Justice Department officials characterized the meeting as productive and said that the Ferguson officials, including the city’s mayor and police chief, seemed genuinely interested in enacting changes. The officials, who briefed reporters on condition of anonymity, said that Ferguson has already taken some steps to address the issues.
There was no deadline to reach a settlement. If an agreement can’t be reached, the Justice Department can file a federal lawsuit seeking to force changes.
In the past six years, the officials said, the department has opened 20 investigations of police departments and entered 15 such settlement agreements.
Holder, the nation’s first black attorney general and the administration’s most vocal spokesman on racial matters and voting rights, waded deeply into the disputes over the shooting and its aftermath, personally visiting Ferguson to quell tensions while promising a thorough investigation of the shooting.
He had pledged to issue the two reports before he stepped down as attorney general. President Barack Obama’s nominee to replace him, Loretta Lynch, could receive a confirmation vote in the Senate as soon as next week.
Lynch, who would be the first black female attorney general, will not alter the trajectory of the settlement discussions, Justice Department officials said.
The Justice Department’s lengthy Ferguson report found that the city’s problems stemmed from a focus on generating revenue by issuing large numbers of citations for minor violations and issuing arrest warrants for those who failed to pay fines or appear in court. Deep-seated racial biases, which were partially revealed in insensitive emails, helped fuel the improper conduct that fell heavily on blacks, the report said.
Among the pieces of evidence uncovered by the Justice Department were racially charged e-mails from “a number of public servants expressing racist comments or gender discrimination,” Holder said.
One “depicted President Barack Obama as a chimpanzee,” the report said. Another e-mail by a Ferguson employee included a photo of bare-chested women dancing, apparently in Africa, with this caption: “Michelle Obama’s High School Reunion.”
The report said that such biases fueled police actions that discriminated against blacks. Statistics showed that blacks accounted for 85 percent of traffic stops, 90 percent of citations and 93 percent of arrests.

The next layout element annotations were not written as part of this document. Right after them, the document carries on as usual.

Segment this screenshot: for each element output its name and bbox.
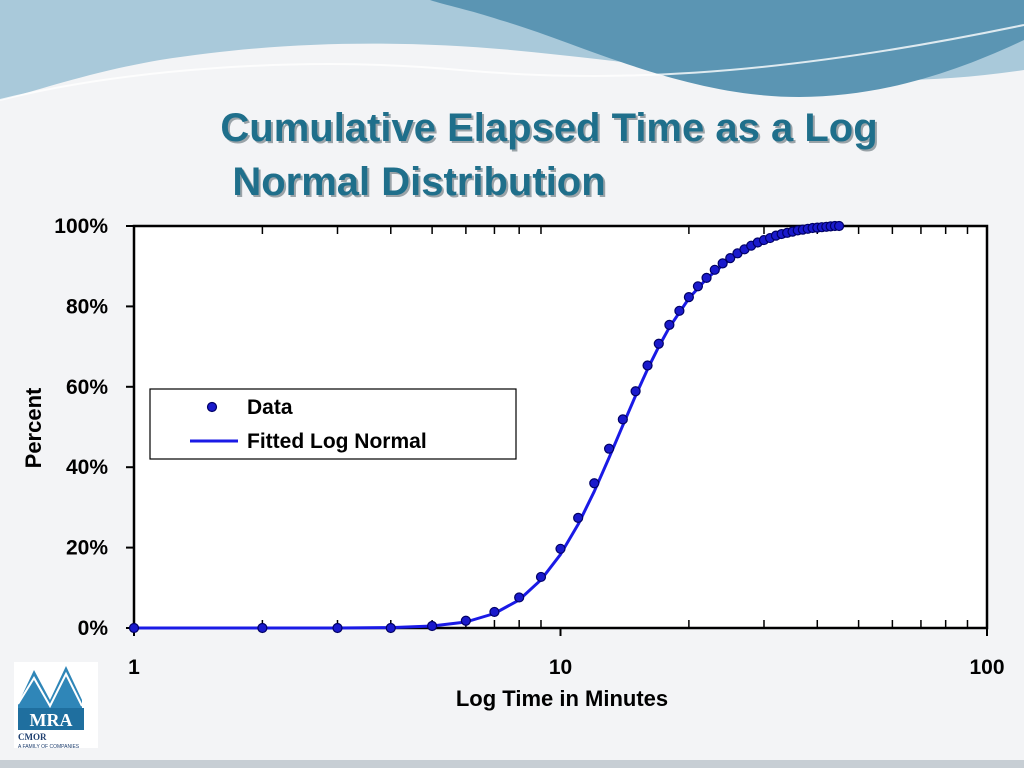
legend-label-data: Data	[247, 396, 293, 419]
data-point	[653, 338, 664, 349]
logo-subtext: CMOR	[18, 732, 47, 742]
data-point	[460, 615, 471, 626]
series-layer	[128, 220, 845, 634]
y-tick-label: 80%	[66, 295, 108, 318]
data-point	[692, 281, 704, 292]
slide-title-line-1: Cumulative Elapsed Time as a Log	[220, 106, 878, 150]
x-axis-ticks: 1 10 100	[128, 628, 1005, 679]
bottom-bar	[0, 760, 1024, 768]
data-point	[617, 414, 628, 425]
logo-text: MRA	[30, 710, 73, 730]
data-point	[589, 478, 600, 489]
y-axis-ticks: 0% 20% 40% 60% 80% 100%	[54, 215, 134, 640]
data-point	[257, 622, 268, 634]
y-tick-label: 100%	[54, 215, 108, 238]
y-tick-label: 40%	[66, 456, 108, 479]
data-point	[630, 386, 641, 397]
mra-logo: MRA CMOR A FAMILY OF COMPANIES	[12, 660, 102, 752]
data-point	[128, 622, 140, 634]
x-tick-label: 1	[128, 656, 140, 679]
data-point	[514, 592, 525, 603]
data-point	[642, 360, 653, 371]
x-axis-title: Log Time in Minutes	[456, 686, 668, 711]
data-point	[674, 305, 685, 316]
data-point	[385, 622, 396, 634]
legend: Data Fitted Log Normal	[149, 388, 517, 460]
data-point	[603, 443, 615, 454]
data-point	[427, 620, 438, 632]
y-tick-label: 60%	[66, 376, 108, 399]
data-point	[833, 220, 845, 232]
data-point	[683, 292, 694, 303]
data-point	[709, 264, 720, 275]
legend-box	[149, 388, 517, 460]
data-point	[701, 272, 712, 283]
y-axis-title: Percent	[21, 387, 46, 468]
x-tick-label: 10	[549, 656, 572, 679]
data-point	[535, 571, 547, 583]
x-tick-label: 100	[969, 656, 1004, 679]
data-point	[573, 512, 584, 523]
y-tick-label: 0%	[78, 617, 109, 640]
data-point	[332, 622, 343, 634]
data-point	[555, 543, 566, 554]
legend-label-fitted: Fitted Log Normal	[247, 430, 427, 453]
header-wave-decoration	[0, 0, 1024, 101]
data-point	[725, 253, 736, 264]
legend-marker-data	[206, 401, 218, 413]
slide-title-line-2: Normal Distribution	[232, 160, 606, 204]
data-point	[717, 258, 728, 269]
logo-fine-print: A FAMILY OF COMPANIES	[18, 744, 80, 750]
data-point	[489, 606, 500, 618]
y-tick-label: 20%	[66, 537, 108, 560]
data-point	[664, 319, 675, 330]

African Americans account for 67 percent of the city’s population.
Justice Department officials said they conducted statistical analysis that concluded no factor besides race was responsible for the disparities.
In their investigation into the Aug. 9 shooting, federal prosecutors concluded that Wilson’s actions were objectively reasonable and did not constitute a prosecutable violation of a civil-rights statute, a separate 86-page report found.
Prosecutors and federal agents, who reviewed ballistics and autopsy reports and conducted scores of interviews of eyewitnesses, found no evidence that could “disprove Wilson’s stated objective belief that he feared for his safety,” according to the report.
The mayor of Ferguson said the city has fired one police department employee and put two others on leave after the Justice Department probe identified them as having explicit racial bias in city emails.